杨胜是托了关系让奚容和自己分配到一个地方的,他们俩在上海是同学,大学才刚上两个星期就响应号召下了乡。
杨胜的家底好,哥哥是个有权势的军官,父母都是体面的工作,前几年他是没在名单上,但这几年人手缺得紧,又要下乡一拨人,就选上了他。
下乡的前一天还和奚容辞了别,没想到在途中就收到了奚容也来这边的消息,他拖了关系让奚容和他分到了一个宿舍,但没分不到一个村。
今天晚上回来才知道奚容分去了十里湾,本来以为就是在黄土凹的,黄土凹不远,人也多,路也平,奚容那细皮嫩肉的,上学的时候要背挺得笔直,手脚比女孩子都白嫩,一双节骨分明的纤长的手只能拿拿笔杆子,哪里拿过粗鲁的农具。
一天都挂念着他怎么受得了干农活,回来的时候拿了两人份的食物等着奚容,等了半刻钟不见人回来,就去黄土凹找人,一问,人虽然被分到了黄土凹,但是实际在十里湾干活。
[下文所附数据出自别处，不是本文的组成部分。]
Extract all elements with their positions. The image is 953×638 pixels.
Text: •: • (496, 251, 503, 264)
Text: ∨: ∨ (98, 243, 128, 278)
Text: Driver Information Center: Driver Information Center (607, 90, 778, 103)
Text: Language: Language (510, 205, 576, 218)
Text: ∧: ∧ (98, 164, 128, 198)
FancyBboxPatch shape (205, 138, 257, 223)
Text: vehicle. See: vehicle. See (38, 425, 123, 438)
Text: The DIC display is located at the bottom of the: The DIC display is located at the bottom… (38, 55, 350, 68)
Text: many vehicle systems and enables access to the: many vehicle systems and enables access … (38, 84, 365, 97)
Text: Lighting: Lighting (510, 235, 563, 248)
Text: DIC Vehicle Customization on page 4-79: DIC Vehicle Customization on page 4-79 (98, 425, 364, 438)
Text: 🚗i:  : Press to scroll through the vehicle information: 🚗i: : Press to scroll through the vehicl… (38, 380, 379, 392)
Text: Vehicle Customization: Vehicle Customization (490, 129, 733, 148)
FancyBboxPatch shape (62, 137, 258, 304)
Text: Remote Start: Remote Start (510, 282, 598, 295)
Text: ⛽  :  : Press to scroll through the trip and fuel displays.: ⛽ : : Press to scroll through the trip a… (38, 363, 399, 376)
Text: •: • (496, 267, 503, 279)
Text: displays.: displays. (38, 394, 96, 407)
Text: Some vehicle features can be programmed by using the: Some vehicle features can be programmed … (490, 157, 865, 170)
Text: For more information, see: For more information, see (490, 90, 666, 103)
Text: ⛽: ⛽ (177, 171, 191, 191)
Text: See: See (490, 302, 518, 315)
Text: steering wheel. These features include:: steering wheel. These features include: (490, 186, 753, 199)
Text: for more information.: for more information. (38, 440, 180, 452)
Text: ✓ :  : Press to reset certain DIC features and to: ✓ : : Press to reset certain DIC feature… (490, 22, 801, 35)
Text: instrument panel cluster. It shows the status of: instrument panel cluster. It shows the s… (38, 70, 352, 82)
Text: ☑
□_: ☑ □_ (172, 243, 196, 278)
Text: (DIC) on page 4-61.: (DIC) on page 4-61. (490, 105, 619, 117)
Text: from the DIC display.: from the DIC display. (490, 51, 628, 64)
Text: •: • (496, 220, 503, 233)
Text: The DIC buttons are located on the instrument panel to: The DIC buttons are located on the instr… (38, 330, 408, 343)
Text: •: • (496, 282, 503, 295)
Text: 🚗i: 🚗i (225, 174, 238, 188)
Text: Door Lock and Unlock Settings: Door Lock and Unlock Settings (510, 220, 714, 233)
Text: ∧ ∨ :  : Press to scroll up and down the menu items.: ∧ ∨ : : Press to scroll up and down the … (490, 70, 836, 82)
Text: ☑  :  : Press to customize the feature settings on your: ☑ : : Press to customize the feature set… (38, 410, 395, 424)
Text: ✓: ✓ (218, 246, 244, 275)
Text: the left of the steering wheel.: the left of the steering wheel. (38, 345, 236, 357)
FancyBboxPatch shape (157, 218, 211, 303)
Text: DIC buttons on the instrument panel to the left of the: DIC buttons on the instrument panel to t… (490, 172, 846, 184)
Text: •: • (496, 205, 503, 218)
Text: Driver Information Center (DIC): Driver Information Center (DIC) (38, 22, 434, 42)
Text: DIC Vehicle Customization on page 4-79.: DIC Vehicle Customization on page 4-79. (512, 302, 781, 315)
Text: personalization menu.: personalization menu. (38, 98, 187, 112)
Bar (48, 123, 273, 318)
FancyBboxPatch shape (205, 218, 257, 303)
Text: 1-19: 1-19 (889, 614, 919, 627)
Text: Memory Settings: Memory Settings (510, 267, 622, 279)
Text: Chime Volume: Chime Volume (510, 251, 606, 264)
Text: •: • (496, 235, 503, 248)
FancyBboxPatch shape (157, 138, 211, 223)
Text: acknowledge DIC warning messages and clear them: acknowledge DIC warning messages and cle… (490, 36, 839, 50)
他也是初来乍到,不知道十里湾是是个什么地方,一打听原来是个村里人都不愿去干活的地方。
这个点还没回来,奚容在上海就有点不认路,他心里担心得要命,便拿了钱托村里一个农夫带路去找人。
找了一圈什么人都没看见,又怕奚容没走这条路,那农夫说没准人以后回来了又带他回了宿舍。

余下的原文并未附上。